Harnessing Creativity

When I was a young man, about eight years old, I got a report card with good grades (A’s and B’s) but, in the comment section my teacher noted that I had “difficulty with problem solving”. And damn near twenty years later, I still do! A simple (and fictional) example of what I mean:


As a child, if you had asked me to put the Legos away I would have arrived at the conclusion that I couldn’t do it. Follow the reasoning if you will. I would look at the little plastic blocks and get it in my head, that I could just dump them all in the bucket and put the bucket on the shelf… OR I could separate them by color and then stack them according to size on one of those flat green pieces you’d use for grass and put the slanted ones at the top and then place each stack on the shelf…but there’s not enough space on the shelf…but if I moved the books somewhere… where can I move the books… there’s no place to move the books, so there’s no place to put my Lego stacks which means I can’t do it… besides, it would take forever to make my color separated Lego stacks and it’s story time and I don’t want to miss the story, it’s Clifford the Big Red Dog! So, I can’t put the Legos away! All of that, when the course of action that was desired was to just dump all the damn Legos in the bucket and put the damn bucket on the damn shelf! 


Now, I’m sure it was just a bit more complicated when I got that report card, but the point is, I’ve always looked at even the simplest task and instead of taking the most straightforward path to accomplishing it, my mind went off on tangents of other ways to achieve my proposed goal. Sometimes I would rationalize this odd little idiosyncrasy by insisting that the proposed (unnecessarily difficult) method was more thorough, or neater, or would yield some unforeseen future benefit. Since then, I’ve gotten a little better. I still sometimes consider Rube Goldberg-ian solutions, but I have learned to redirect my mind to the simpler path for most tasks! The one place where I still haven’t managed to apply that skill is in my writing. You see how long it’s taken to get to this point! I’ve written before about my difficulty in choosing “first words”! But even more difficult, is figuring out WHEN to write.

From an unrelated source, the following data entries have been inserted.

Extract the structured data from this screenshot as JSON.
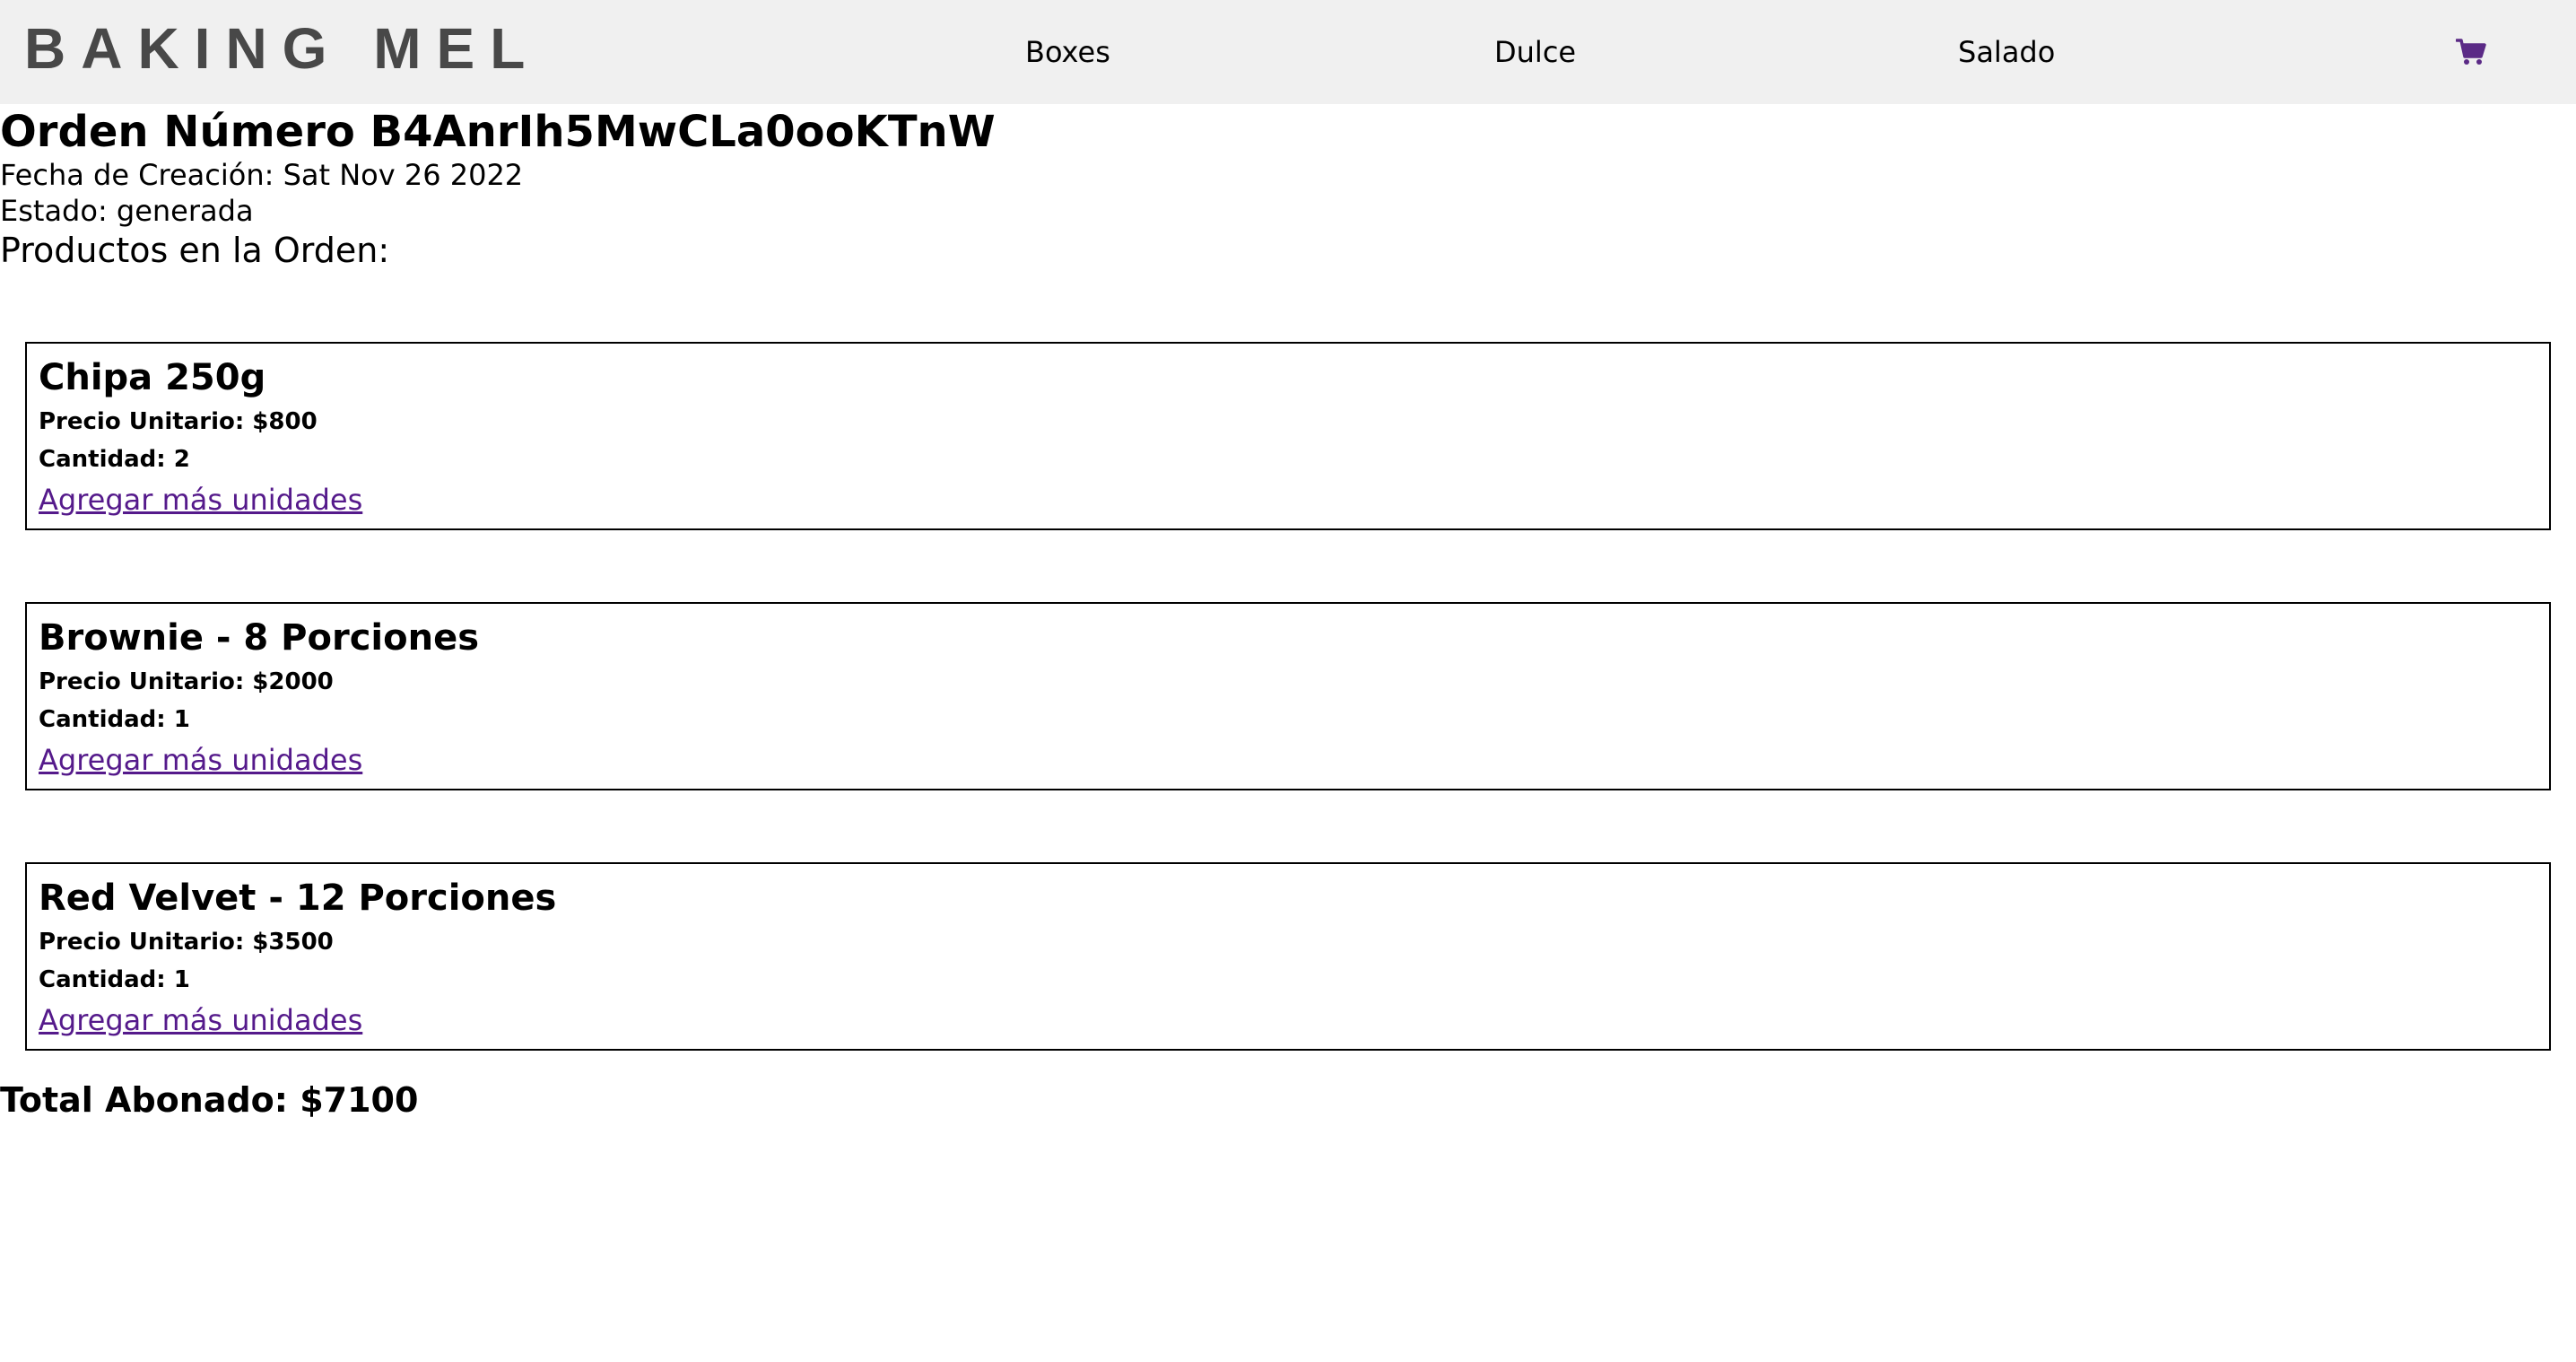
{
  "navbar": {
    "brand": "BAKING MEL",
    "links": [
      {
        "label": "Boxes"
      },
      {
        "label": "Dulce"
      },
      {
        "label": "Salado"
      }
    ],
    "cart_icon": "shopping-cart-icon",
    "cart_color": "#5b2a86"
  },
  "order": {
    "title": "Orden Número B4AnrIh5MwCLa0ooKTnW",
    "created": "Fecha de Creación: Sat Nov 26 2022",
    "status": "Estado: generada",
    "products_heading": "Productos en la Orden:",
    "items": [
      {
        "name": "Chipa 250g",
        "unit_price": "Precio Unitario: $800",
        "quantity": "Cantidad: 2",
        "add_more": "Agregar más unidades"
      },
      {
        "name": "Brownie - 8 Porciones",
        "unit_price": "Precio Unitario: $2000",
        "quantity": "Cantidad: 1",
        "add_more": "Agregar más unidades"
      },
      {
        "name": "Red Velvet - 12 Porciones",
        "unit_price": "Precio Unitario: $3500",
        "quantity": "Cantidad: 1",
        "add_more": "Agregar más unidades"
      }
    ],
    "total": "Total Abonado: $7100"
  },
  "colors": {
    "navbar_bg": "#f0f0f0",
    "brand": "#484848",
    "link_visited": "#551a8b"
  }
}
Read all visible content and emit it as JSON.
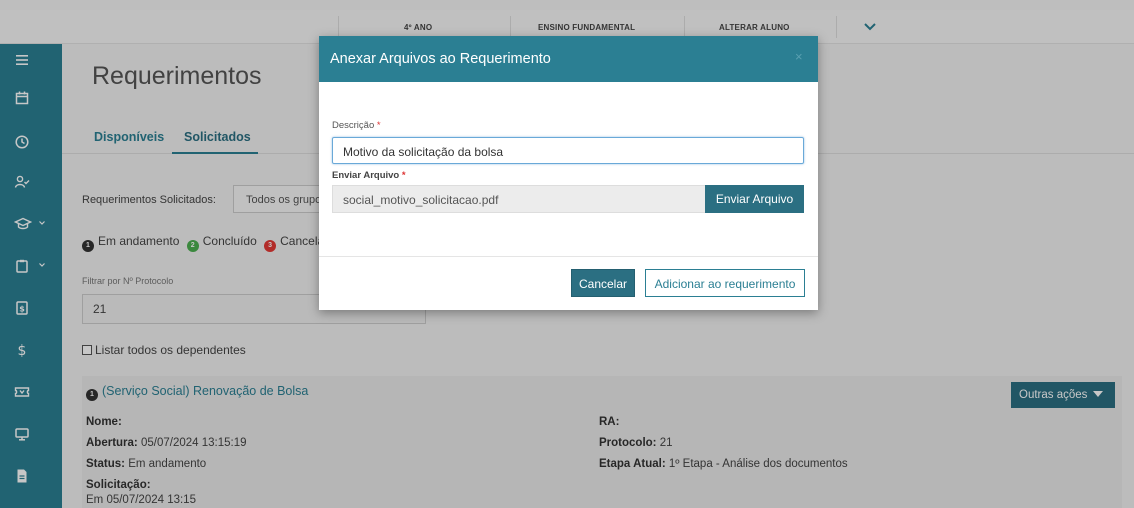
{
  "topbar": {
    "items": [
      "4º ANO",
      "ENSINO FUNDAMENTAL",
      "ALTERAR ALUNO"
    ]
  },
  "sidebar": {
    "items": [
      {
        "icon": "menu-icon"
      },
      {
        "icon": "calendar-icon"
      },
      {
        "icon": "clock-icon"
      },
      {
        "icon": "user-check-icon"
      },
      {
        "icon": "graduation-cap-icon",
        "has_caret": true
      },
      {
        "icon": "clipboard-icon",
        "has_caret": true
      },
      {
        "icon": "document-dollar-icon"
      },
      {
        "icon": "dollar-icon"
      },
      {
        "icon": "ticket-icon"
      },
      {
        "icon": "monitor-icon"
      },
      {
        "icon": "file-icon"
      }
    ]
  },
  "page": {
    "title": "Requerimentos",
    "tabs": [
      "Disponíveis",
      "Solicitados"
    ],
    "filter_label": "Requerimentos Solicitados:",
    "filter_value": "Todos os grupos",
    "legend": [
      {
        "num": "1",
        "label": "Em andamento",
        "color": "#333333"
      },
      {
        "num": "2",
        "label": "Concluído",
        "color": "#4caf50"
      },
      {
        "num": "3",
        "label": "Cancelado",
        "color": "#e53935"
      }
    ],
    "protocol_label": "Filtrar por Nº Protocolo",
    "protocol_value": "21",
    "list_dependents": "Listar todos os dependentes"
  },
  "card": {
    "num": "1",
    "title": "(Serviço Social) Renovação de Bolsa",
    "actions_label": "Outras ações",
    "nome_label": "Nome:",
    "nome_value": "",
    "abertura_label": "Abertura:",
    "abertura_value": "05/07/2024 13:15:19",
    "status_label": "Status:",
    "status_value": "Em andamento",
    "solicitacao_label": "Solicitação:",
    "solicitacao_value": "Em 05/07/2024 13:15",
    "ra_label": "RA:",
    "ra_value": "",
    "protocolo_label": "Protocolo:",
    "protocolo_value": "21",
    "etapa_label": "Etapa Atual:",
    "etapa_value": "1º Etapa - Análise dos documentos"
  },
  "modal": {
    "title": "Anexar Arquivos ao Requerimento",
    "close": "×",
    "desc_label": "Descrição",
    "required_mark": "*",
    "desc_value": "Motivo da solicitação da bolsa",
    "file_label": "Enviar Arquivo",
    "file_value": "social_motivo_solicitacao.pdf",
    "send_button": "Enviar Arquivo",
    "cancel_button": "Cancelar",
    "add_button": "Adicionar ao requerimento"
  },
  "colors": {
    "primary": "#2b7f93",
    "primary_dark": "#2b6f82"
  }
}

Let us consider when I tweet most! Aside from live tweeting University of South Carolina athletics, it’s usually in the middle of the night! On one hand, I’m having ideas that I deem worthy of being shared. In all fairness, I’m surprised those late night tweets don’t consist primarily of gibberish, so their worth is a bit dubious. But setting that aside, I do tweet late at night. Even this is being written right around midnight! On the other hand, few if any of those tweets are ever read by human eyes. It’s fair to assume that most of my twitter followers are living in America…although this blog has gotten some reads from Aussies and other interesting places around the world (for which I’m grateful) so it’s possible somebody reads those tweets. (BTW! I always encourage you to look back through my twitter feed… you might be surprised by what you find there). The point is, I can’t seem to tweet during the day! Writing anything at all in the light of day is difficult for me and I don’t know why! So how do I go about replicating the psychological circumstances that lead to these little sprees of thought and thus allow myself to compose my thoughts in written form whenever I wish? 


Truth be told, I keep a list sitting on my desk of possible blog post topics. Now, they’re not all gems, but there are about thirteen topics on the list right now! Some of those ideas are, “A Case For Eugenics”, “The Politics of Nostalgia” and “Porn Star Moves”. I usually have these ideas at work, or while I’m out somewhere and I think them out only to the point that I decide that I could write something of sufficient length and adequate content. Then I add the idea to the list and I don’t actually get around to writing them out. Sometimes it’s just as simple as sitting down at the keyboard and starting (such as this post). But, in general, I don’t actually feel like writing. Well, that’s not true! When I don’t write, I feel like… well, I suppose I’d compare it to (mentally) wanting to masturbate…but due to laziness or some degree of exhaustion, not sitting down to find stroke worthy porn, and thus not masturbating. (I wonder, though I don’t actually want you to tell me, if you can relate to that feeling). 


I have no clue about how to harness my creativity (and I realize I may be applying the term a bit loosely) but I am open to suggestions! Mostly I just wanted to write this to tell the Lego story illustrating what I perceive to be my most significant deficiency, and to compare my writing to masturbation…which it is! It’s literary masturbation. It serves no productive function but, it makes me feel good and, I’m kinda kinky so I let you all watch!